###Assignment-05


Build, train, and save LightGBM and SVM classifiers with integrated cross-validation and hyperparameter tuning & do evaluation of these models using appropriate metrics, compare their performance, and identify which model performs best with reasoning.

In [11]:
import pandas as pd
import joblib
from sklearn.model_selection import train_test_split, GridSearchCV
from sklearn.preprocessing import StandardScaler
from sklearn.pipeline import Pipeline
from sklearn.metrics import mean_squared_error, r2_score
from lightgbm import LGBMRegressor, LGBMClassifier
from sklearn.svm import SVR
from sklearn.impute import SimpleImputer

In [2]:
df=pd.read_csv('/content/sample_data/preprocessed_earthquake_data.csv')

In [3]:
target = 'Magnitude'
categorical_cols = ['Type', 'Magnitude Type', 'Source', 'Status']



X =df.drop(columns=[target]+categorical_cols)
y =df[target]
X_train,X_test,y_train,y_test =train_test_split(X,y,test_size=0.2,random_state=42)

### LIGHTGBM

In [4]:
lgb = LGBMRegressor(random_state=42)
param_grid_lgb = {
                  "n_estimators": [100, 200],
                  "learning_rate": [0.1, 0.01]
                  }

grid_lgb = GridSearchCV(lgb, param_grid_lgb, cv=3, scoring="neg_mean_squared_error", n_jobs=-1)
grid_lgb.fit(X_train, y_train)

[LightGBM] [Info] Auto-choosing col-wise multi-threading, the overhead of testing was 0.001026 seconds.
You can set `force_col_wise=true` to remove the overhead.
[LightGBM] [Info] Total Bins 914
[LightGBM] [Info] Number of data points in the train set: 4855, number of used features: 19
[LightGBM] [Info] Start training from score 0.051454


In [7]:
print("Best LightGBM:", grid_lgb.best_params_)
y_pred_lgb = grid_lgb.predict(X_test)
print("LightGBM Mean Squared Error:", mean_squared_error(y_test, y_pred_lgb))
print("LightGBM R-squared:", r2_score(y_test, y_pred_lgb))

Best LightGBM: {'learning_rate': 0.01, 'n_estimators': 200}
LightGBM Mean Squared Error: 0.9259012847889126
LightGBM R-squared: 0.13992595937555363


###SVM

In [12]:
svm = Pipeline([
    ("imputer", SimpleImputer(strategy='mean')),
    ("scaler", StandardScaler()),
    ("svr", SVR())
])
param_grid_svm = {"svr__C": [0.1, 1, 10], "svr__kernel": ["linear", "rbf"]}
grid_svm = GridSearchCV(svm, param_grid_svm, cv=3, scoring="neg_mean_squared_error", n_jobs=-1)
grid_svm.fit(X_train, y_train)

In [13]:
print("Best SVR:",grid_svm.best_params_)
y_pred_svr=grid_svm.predict(X_test)
print("SVR R2 Score:",r2_score(y_test,y_pred_svr))
print("SVR MSE:",mean_squared_error(y_test,y_pred_svr))

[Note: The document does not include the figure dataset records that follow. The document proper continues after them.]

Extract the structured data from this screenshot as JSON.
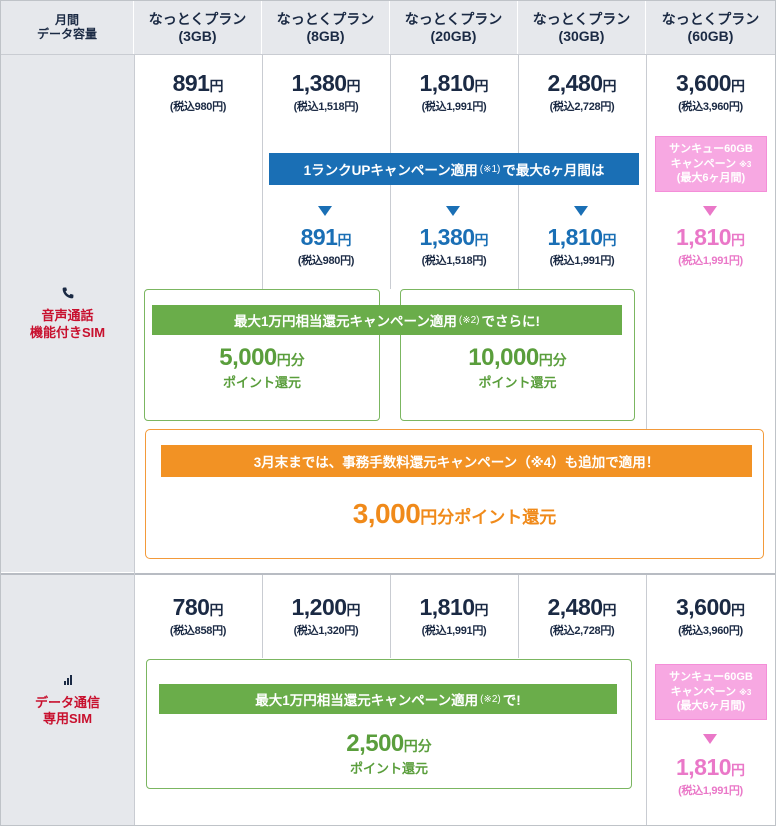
{
  "header": {
    "first_col_line1": "月間",
    "first_col_line2": "データ容量",
    "plans": [
      {
        "name": "なっとくプラン",
        "size": "(3GB)"
      },
      {
        "name": "なっとくプラン",
        "size": "(8GB)"
      },
      {
        "name": "なっとくプラン",
        "size": "(20GB)"
      },
      {
        "name": "なっとくプラン",
        "size": "(30GB)"
      },
      {
        "name": "なっとくプラン",
        "size": "(60GB)"
      }
    ]
  },
  "yen": "円",
  "voice": {
    "label_line1": "音声通話",
    "label_line2": "機能付きSIM",
    "icon": "phone-icon",
    "prices": [
      {
        "price": "891",
        "tax": "(税込980円)"
      },
      {
        "price": "1,380",
        "tax": "(税込1,518円)"
      },
      {
        "price": "1,810",
        "tax": "(税込1,991円)"
      },
      {
        "price": "2,480",
        "tax": "(税込2,728円)"
      },
      {
        "price": "3,600",
        "tax": "(税込3,960円)"
      }
    ],
    "rankup_banner": {
      "text": "1ランクUPキャンペーン適用",
      "note": "(※1)",
      "text2": "で最大6ヶ月間は"
    },
    "rankup_prices": [
      {
        "price": "891",
        "tax": "(税込980円)"
      },
      {
        "price": "1,380",
        "tax": "(税込1,518円)"
      },
      {
        "price": "1,810",
        "tax": "(税込1,991円)"
      }
    ],
    "thankyou": {
      "line1": "サンキュー60GB",
      "line2": "キャンペーン",
      "note": "※3",
      "line3": "(最大6ヶ月間)"
    },
    "thankyou_price": {
      "price": "1,810",
      "tax": "(税込1,991円)"
    },
    "refund_banner": {
      "text": "最大1万円相当還元キャンペーン適用",
      "note": "(※2)",
      "text2": "でさらに!"
    },
    "refund_boxes": [
      {
        "amount": "5,000",
        "unit": "円分",
        "label": "ポイント還元"
      },
      {
        "amount": "10,000",
        "unit": "円分",
        "label": "ポイント還元"
      }
    ],
    "fee_banner": {
      "text": "3月末までは、事務手数料還元キャンペーン（※4）も追加で適用！"
    },
    "fee_amount": "3,000",
    "fee_unit": "円分ポイント還元"
  },
  "data_sim": {
    "label_line1": "データ通信",
    "label_line2": "専用SIM",
    "icon": "signal-icon",
    "prices": [
      {
        "price": "780",
        "tax": "(税込858円)"
      },
      {
        "price": "1,200",
        "tax": "(税込1,320円)"
      },
      {
        "price": "1,810",
        "tax": "(税込1,991円)"
      },
      {
        "price": "2,480",
        "tax": "(税込2,728円)"
      },
      {
        "price": "3,600",
        "tax": "(税込3,960円)"
      }
    ],
    "refund_banner": {
      "text": "最大1万円相当還元キャンペーン適用",
      "note": "(※2)",
      "text2": "で!"
    },
    "refund_box": {
      "amount": "2,500",
      "unit": "円分",
      "label": "ポイント還元"
    },
    "thankyou": {
      "line1": "サンキュー60GB",
      "line2": "キャンペーン",
      "note": "※3",
      "line3": "(最大6ヶ月間)"
    },
    "thankyou_price": {
      "price": "1,810",
      "tax": "(税込1,991円)"
    }
  },
  "colors": {
    "navy": "#1b2a44",
    "blue": "#1a6fb5",
    "pink": "#ea78c8",
    "green": "#6aad4a",
    "orange": "#f29224",
    "red": "#c8102e"
  }
}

Best SVR: {'svr__C': 1, 'svr__kernel': 'linear'}
SVR R2 Score: 0.07371379951378776
SVR MSE: 0.9971811060472632


###SUMMARY

We compared LightGBM Regressor and SVR to predict earthquake impact, and LightGBM came out on top. It gave better R2 scores and lower errors, meaning it understood the data patterns more accurately. LightGBM also trained much faster, which makes it a good choice when working with large datasets. On the other hand, SVR worked okay but was slower and needed more careful tuning to get good results. Overall, LightGBM was more reliable and efficient, so it is the better option for making accurate earthquake impact predictions.